Taro rescued from looming financial crisis

A white knight in the form of Indian-based Sun Pharmaceuticals, has rescued an Israeli company from a looming financial crisis by investing more than $400m in the company.

Taro Pharmaceuticals, a multinational generic manufacturer with established subsidiaries, manufacturing and products across Israel, Canada and the US, reported in March it expected a "substantial loss" for the year ended December 31, 2006, following pricing pressures and decreased cash flow.

Financially, the company had been in the doldrums following an independent scrutiny over its 2003/2004 books after they were required to be restated in view of errors in estimating the chargebacks from wholesalers and the actual inventory in the drug distribution chain.

The company faced further embarrassment after being de-listed from the NASDAQ at the end of 2006.

Taro had been in the process of shifting some of its product research and development to India in 2005/2006 in a bid to enhance its position in the US market, and had considered increasing its active pharmaceutical ingredients (APIs) sales as one option to lift the business.

But Sun Pharma was the saviour, seeing a gem in Taro and investing $454m (€337m) in the company, and refinancing $224m in net debt.

The two companies also announced they had entered into a separate definitive agreement for Sun Pharma to immediately provide $45m of interim equity financing to Taro by acquiring $7.5m of the company's ordinary shares.

The move provides Sun Pharma with additional manufacturing facilities in Canada and Israel, which adds to the 16 plants the speciality and generic pharmaceutical company already owns.

The deal also means Taro's equity is now valued at $230m or $7.75 per share, which is 27 per cent higher than its May 18, 2007 closing price of $6.10.

While the all-cash deal is still subject to shareholder approval and requisite regulatory clearances, the agreement has been described by a Sun Pharma spokesman as "beneficial" for both companies, with increased capabilities for Sun Pharma, and fund infusion and managerial focus for Taro.

"Taro has good products and manufacturing in two continents, a strong team, and we believe these synergies are complementary with the skill sets at Sun Pharma.

We look forward to filing complex products and unlocking value to grow the business," the spokesman told in-PharmaTechnologist.com.

In addition to the plants in Israel and Canada, Taro will also be providing more than 100 additional new drug applications (ANDAs) to complement the 111 ANDAs in the pipeline at Sun Pharma, as well as 170 more scientists to add to the 500 plus at the Indian firm.

Taro is also involved in drug discovery with its lead molecule T-2000, a non-sedating barbiturate for tremors, in Phase II studies in Canada.
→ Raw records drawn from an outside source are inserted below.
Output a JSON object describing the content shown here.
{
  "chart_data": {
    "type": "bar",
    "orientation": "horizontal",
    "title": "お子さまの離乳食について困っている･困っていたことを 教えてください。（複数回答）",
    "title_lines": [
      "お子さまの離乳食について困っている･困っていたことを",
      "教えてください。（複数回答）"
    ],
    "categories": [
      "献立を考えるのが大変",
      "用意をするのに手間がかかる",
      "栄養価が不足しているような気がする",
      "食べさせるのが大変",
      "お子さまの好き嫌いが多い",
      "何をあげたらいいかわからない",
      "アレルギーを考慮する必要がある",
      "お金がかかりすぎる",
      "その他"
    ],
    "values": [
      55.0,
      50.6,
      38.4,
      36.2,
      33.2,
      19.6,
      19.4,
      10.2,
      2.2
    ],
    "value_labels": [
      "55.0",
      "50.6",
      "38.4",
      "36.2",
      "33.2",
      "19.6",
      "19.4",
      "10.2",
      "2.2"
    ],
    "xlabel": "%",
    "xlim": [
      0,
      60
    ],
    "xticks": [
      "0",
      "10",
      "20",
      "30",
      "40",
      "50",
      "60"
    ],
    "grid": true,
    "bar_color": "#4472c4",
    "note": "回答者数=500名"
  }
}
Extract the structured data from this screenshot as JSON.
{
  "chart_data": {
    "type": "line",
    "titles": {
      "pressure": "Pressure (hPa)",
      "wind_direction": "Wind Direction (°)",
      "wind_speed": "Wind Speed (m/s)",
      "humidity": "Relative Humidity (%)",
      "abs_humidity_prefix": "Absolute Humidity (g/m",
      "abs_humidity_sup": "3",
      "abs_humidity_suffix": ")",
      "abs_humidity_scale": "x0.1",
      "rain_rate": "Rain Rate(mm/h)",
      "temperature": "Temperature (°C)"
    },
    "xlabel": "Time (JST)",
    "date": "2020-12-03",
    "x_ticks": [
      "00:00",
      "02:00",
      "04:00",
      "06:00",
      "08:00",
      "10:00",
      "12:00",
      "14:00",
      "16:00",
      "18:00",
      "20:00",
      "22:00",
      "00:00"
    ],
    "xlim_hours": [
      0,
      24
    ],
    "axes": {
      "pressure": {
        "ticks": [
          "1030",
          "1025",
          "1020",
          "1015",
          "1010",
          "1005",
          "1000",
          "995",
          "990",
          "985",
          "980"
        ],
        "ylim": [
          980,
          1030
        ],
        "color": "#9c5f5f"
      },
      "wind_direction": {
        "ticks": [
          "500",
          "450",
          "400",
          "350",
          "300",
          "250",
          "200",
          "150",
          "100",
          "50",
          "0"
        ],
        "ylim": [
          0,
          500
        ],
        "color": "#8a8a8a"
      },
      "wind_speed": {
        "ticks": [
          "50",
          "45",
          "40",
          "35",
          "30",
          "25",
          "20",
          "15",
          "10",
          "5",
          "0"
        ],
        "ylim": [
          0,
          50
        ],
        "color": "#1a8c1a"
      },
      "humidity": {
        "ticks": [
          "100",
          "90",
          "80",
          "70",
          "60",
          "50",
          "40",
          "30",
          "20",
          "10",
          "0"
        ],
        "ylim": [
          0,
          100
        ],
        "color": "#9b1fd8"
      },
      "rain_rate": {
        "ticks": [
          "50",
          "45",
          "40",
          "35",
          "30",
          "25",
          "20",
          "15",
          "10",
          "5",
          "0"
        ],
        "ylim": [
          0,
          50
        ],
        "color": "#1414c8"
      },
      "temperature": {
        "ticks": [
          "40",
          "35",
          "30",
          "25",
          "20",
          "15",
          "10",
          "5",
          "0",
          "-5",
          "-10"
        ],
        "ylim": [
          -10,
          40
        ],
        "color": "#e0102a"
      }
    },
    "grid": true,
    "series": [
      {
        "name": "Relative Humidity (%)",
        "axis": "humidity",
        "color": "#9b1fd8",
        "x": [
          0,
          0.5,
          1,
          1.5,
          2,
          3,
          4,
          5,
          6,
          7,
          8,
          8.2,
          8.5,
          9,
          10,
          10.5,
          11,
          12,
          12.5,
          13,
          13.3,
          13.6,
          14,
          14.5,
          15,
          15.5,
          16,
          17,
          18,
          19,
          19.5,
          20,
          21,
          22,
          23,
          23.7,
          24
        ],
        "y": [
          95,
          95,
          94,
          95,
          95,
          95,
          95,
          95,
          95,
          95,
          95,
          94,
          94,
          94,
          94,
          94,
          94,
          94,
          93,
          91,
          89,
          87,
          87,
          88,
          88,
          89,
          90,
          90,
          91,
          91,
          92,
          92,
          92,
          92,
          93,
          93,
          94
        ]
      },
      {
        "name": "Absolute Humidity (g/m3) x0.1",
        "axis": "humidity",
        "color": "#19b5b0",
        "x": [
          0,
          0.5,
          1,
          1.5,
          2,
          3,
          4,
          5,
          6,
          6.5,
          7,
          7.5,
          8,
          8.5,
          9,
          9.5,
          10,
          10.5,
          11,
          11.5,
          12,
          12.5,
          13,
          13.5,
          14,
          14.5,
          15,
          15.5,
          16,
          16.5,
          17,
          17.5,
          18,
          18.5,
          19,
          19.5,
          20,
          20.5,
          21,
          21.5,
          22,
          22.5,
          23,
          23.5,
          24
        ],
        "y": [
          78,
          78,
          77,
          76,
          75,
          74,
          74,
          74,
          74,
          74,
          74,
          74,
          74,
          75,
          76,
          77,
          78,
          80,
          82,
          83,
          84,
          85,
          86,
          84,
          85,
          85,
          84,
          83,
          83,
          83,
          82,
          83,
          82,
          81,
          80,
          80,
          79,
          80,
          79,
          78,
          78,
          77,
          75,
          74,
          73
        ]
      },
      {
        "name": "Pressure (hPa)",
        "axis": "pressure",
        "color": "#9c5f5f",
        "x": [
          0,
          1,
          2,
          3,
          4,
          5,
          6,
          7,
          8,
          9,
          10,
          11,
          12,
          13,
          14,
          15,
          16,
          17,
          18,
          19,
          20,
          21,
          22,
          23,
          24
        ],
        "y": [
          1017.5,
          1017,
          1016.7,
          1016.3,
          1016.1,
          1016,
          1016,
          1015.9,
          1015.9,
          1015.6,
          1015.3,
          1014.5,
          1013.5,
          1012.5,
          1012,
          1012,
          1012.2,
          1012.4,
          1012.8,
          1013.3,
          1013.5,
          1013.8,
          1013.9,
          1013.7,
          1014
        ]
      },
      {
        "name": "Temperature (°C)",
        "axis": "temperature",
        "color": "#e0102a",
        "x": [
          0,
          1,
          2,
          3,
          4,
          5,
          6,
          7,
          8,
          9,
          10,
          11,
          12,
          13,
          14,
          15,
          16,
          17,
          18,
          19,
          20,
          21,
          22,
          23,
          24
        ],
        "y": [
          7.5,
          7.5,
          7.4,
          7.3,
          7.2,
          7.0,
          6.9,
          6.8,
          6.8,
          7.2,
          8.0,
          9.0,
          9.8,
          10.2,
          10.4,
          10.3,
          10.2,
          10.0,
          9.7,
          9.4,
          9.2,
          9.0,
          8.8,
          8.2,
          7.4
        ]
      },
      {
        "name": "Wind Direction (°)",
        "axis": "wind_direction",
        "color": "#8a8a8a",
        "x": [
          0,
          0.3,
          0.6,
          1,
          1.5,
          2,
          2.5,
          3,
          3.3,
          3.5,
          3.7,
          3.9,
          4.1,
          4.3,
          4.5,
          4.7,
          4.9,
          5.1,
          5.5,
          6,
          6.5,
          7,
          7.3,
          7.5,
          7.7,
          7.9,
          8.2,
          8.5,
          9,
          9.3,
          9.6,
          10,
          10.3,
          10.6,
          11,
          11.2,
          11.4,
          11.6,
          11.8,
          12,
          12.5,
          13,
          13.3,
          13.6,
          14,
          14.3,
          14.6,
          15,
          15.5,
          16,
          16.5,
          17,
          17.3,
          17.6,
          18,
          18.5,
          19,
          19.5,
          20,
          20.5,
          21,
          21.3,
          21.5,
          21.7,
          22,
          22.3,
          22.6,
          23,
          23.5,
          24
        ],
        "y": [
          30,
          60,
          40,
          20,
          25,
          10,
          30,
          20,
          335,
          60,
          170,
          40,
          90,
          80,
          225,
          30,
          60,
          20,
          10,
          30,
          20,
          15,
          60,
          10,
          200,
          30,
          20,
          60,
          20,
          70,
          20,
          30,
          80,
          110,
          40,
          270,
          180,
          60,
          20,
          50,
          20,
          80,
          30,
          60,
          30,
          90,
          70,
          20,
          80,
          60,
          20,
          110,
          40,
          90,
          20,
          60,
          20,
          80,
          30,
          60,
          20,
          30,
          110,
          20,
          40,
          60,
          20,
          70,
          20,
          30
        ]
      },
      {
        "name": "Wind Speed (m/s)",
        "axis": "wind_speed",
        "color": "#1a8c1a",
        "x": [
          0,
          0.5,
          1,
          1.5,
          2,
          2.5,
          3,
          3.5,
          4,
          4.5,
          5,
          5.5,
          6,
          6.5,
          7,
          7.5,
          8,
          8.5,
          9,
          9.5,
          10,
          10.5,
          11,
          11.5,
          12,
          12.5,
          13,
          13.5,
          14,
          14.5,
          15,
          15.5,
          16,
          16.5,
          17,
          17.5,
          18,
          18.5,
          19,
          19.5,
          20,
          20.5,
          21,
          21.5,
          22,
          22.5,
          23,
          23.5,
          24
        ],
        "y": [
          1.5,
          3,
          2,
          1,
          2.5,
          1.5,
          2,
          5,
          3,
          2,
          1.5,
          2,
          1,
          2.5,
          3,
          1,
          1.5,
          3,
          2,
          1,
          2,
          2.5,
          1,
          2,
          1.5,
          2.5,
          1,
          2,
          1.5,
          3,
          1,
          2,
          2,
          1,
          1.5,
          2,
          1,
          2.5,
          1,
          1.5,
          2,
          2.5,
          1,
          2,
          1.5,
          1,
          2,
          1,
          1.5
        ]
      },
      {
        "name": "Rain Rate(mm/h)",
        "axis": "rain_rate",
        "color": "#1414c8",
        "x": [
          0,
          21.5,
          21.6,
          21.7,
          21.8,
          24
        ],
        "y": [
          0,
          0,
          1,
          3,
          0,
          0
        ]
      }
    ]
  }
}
Sun Pharma chairman and managing director Dilip Shanghvi said in a statement: "This is a good opportunity for Sun and Taro to work together to create increasing value and add a complementary multinational organisation to Sun's business.

We intend to build on Taro's expertise in dermatology and paediatrics along with speciality and generic pharmaceuticals, and over-the-counter products."

The acquisition of Taro follows Sun Pharma's August 2005 purchase of a new 170-acre facility in Hungary, which was to launch the company's ambitions in Europe and around the world, and the September 2005 purchase of a Bryan, Ohio facility in the US from Valeant Pharmaceuticals.

Both acquisitions together cost less than $10m. Also in 2005, Sun Pharma acquired the entire business of fellow Indian pharmaceutical company MJ Pharmaceuticals and took over control of its formulations unit at Haloi in India's western state of Gujarat.